Performance about nvinfer and nvinferserver

yamiefun · January 4, 2022, 8:32am

• Hardware Platform (Jetson / GPU) GPU
• DeepStream Version 6.0
• TensorRT Version 7.2.2
• NVIDIA GPU Driver Version (valid for GPU only) 460.84
• Issue Type( questions, new requirements, bugs) question

We are using deepstream triton docker 6.0 for the experiment.
We used deepstream_ssd_parser.py to run yolov4 in TensorRT format with Nvinfer and Nvinferserver element and measure the performance difference.
The result shows that Nvinferserver is almost 2x slower than Nvinferser. Is this result reasonable?

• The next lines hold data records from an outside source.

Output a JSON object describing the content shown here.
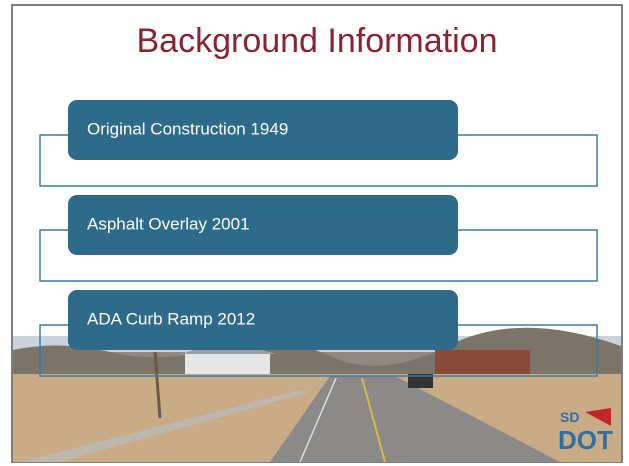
{
  "slide": {
    "title": "Background Information",
    "items": [
      "Original Construction 1949",
      "Asphalt Overlay 2001",
      "ADA Curb Ramp 2012"
    ],
    "logo": {
      "top": "SD",
      "bottom": "DOT"
    }
  }
}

Deepstream-app	sink : Fakesink
Video : sample_720.h264	nvinfer	nvinferserver
Frame counts	1442	1442
fps	178.02	66.36

Python: ssd-parser	sink : Fakesink
Video : sample_720.h264	nvinfer	nvinferserver
Frame counts	1442	1442
fps	145.5091789	87.31596242

kayccc · January 11, 2022, 3:01am

We’re investigating and will have the suggestion soon.

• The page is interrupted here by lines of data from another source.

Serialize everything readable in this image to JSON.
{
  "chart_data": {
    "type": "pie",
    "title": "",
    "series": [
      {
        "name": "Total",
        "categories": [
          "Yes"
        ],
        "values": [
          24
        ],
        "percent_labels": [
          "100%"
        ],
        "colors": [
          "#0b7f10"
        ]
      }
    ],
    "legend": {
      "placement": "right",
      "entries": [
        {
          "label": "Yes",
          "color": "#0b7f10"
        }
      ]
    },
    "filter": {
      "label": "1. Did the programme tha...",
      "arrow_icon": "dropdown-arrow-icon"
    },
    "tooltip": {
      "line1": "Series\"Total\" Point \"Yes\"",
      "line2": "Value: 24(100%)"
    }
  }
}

mchi · January 12, 2022, 2:11am

Hi @yamiefun ,
Sorry for delay! What’s your yolov4 model, onnx or tf model?

Thanks!

yamiefun · January 12, 2022, 4:02am

Hi @mchi ,
We used tensorRT yolov4 with both nvinfer and nvinferserver.

user86533 · January 21, 2022, 12:32pm

I’m having the same problem (to clarify I’m using remote Triton via gRPC). While nvinfer is able to achieve about 860 infer/sec, nvinferserver with the same model only gets about 120 infer/sec.

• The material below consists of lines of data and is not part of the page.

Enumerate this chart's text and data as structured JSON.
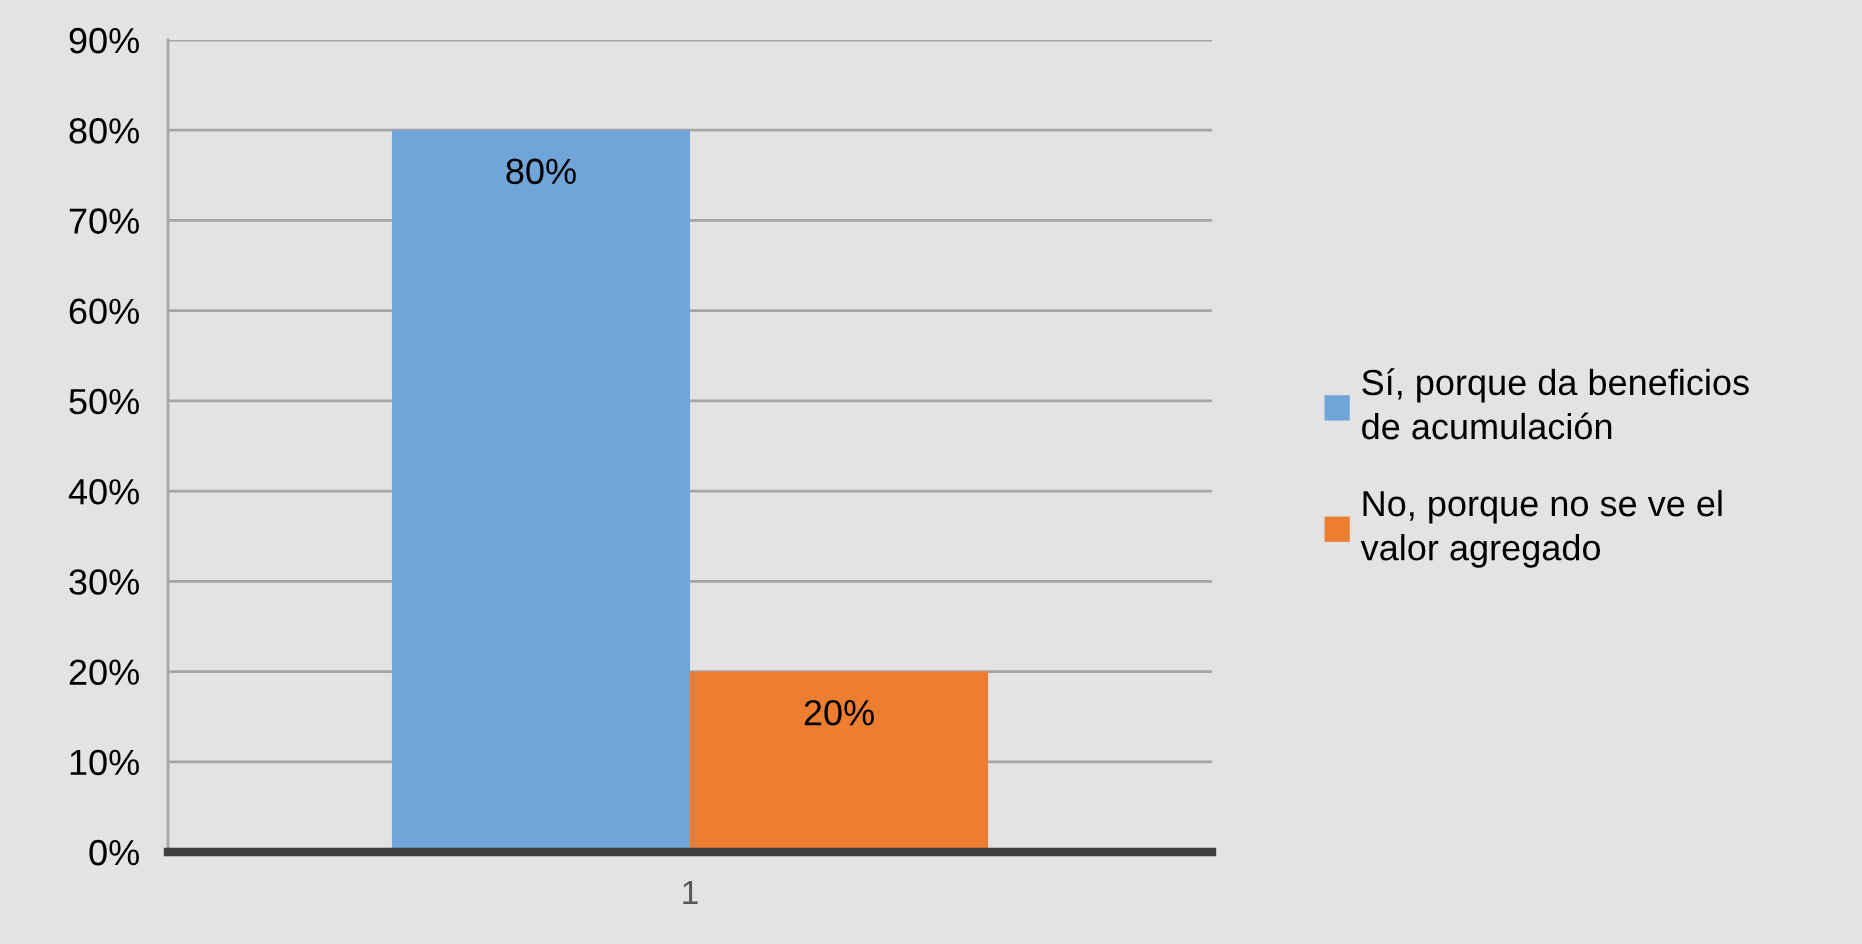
{
  "chart_data": {
    "type": "bar",
    "categories": [
      "1"
    ],
    "series": [
      {
        "name": "Sí, porque da beneficios de acumulación",
        "color": "#6fa5d8",
        "values": [
          80
        ],
        "value_labels": [
          "80%"
        ]
      },
      {
        "name": "No, porque no se ve el valor agregado",
        "color": "#ed7d31",
        "values": [
          20
        ],
        "value_labels": [
          "20%"
        ]
      }
    ],
    "ylim": [
      0,
      90
    ],
    "yticks": [
      {
        "value": 0,
        "label": "0%"
      },
      {
        "value": 10,
        "label": "10%"
      },
      {
        "value": 20,
        "label": "20%"
      },
      {
        "value": 30,
        "label": "30%"
      },
      {
        "value": 40,
        "label": "40%"
      },
      {
        "value": 50,
        "label": "50%"
      },
      {
        "value": 60,
        "label": "60%"
      },
      {
        "value": 70,
        "label": "70%"
      },
      {
        "value": 80,
        "label": "80%"
      },
      {
        "value": 90,
        "label": "90%"
      }
    ],
    "grid": "y",
    "legend": "right"
  }
}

Benchmarking Triton with perf_analyzer is able to achieve 860 infer/sec as well (concurrency level 5, CUDA shared memory, gRPC) so I know that Triton is not the bottleneck.

I was expecting nvinferserver to use CUDA shared memory while using remote Triton but that does not seem to be the case as Triton is not showing any registered CUDA memory regions while my pipeline is running.

@mchi can you clarify this? Also, is it possible to make nvinferserver use shared memory?

mchi · March 22, 2022, 7:03am

Hi @yamiefun ,
Sorry for long delay!
I can reproduce this issue on my side on Tesla T4. In my repo, the every TensorRT inference time on nvinferserver is much longer than that in nvinfer, and looks the longer TensorRT inference time on nvinferserver is caused by continuous cudaMallocHost(), cudaMemcpy()… on queue2:src thread as nsys log as below.
So, can you capture the nsight systems log with steps belowso that we can align our issue?

1. Download and install nsight systems from https://developer.nvidia.com/nsight-systems 
2. run "nsys profile .." like below to capture the log

# nsys profile -t cuda,nvtx,osrt --show-output=true --force-overwrite=true --delay=5 --duration=90 --output=%p  $APP
// change the delay and duration in "--delay=5 --duration=90" 
e.g. 
# nsys profile -t cuda,nvtx,osrt --show-output=true --force-overwrite=true --delay=5 --duration=90 --output=%p python3 deepstream_test_3.py file:///opt/nvidia/deepstream/deepstream/samples/streams/sample_720p.h264

system · May 10, 2022, 2:16am

This topic was automatically closed 14 days after the last reply. New replies are no longer allowed.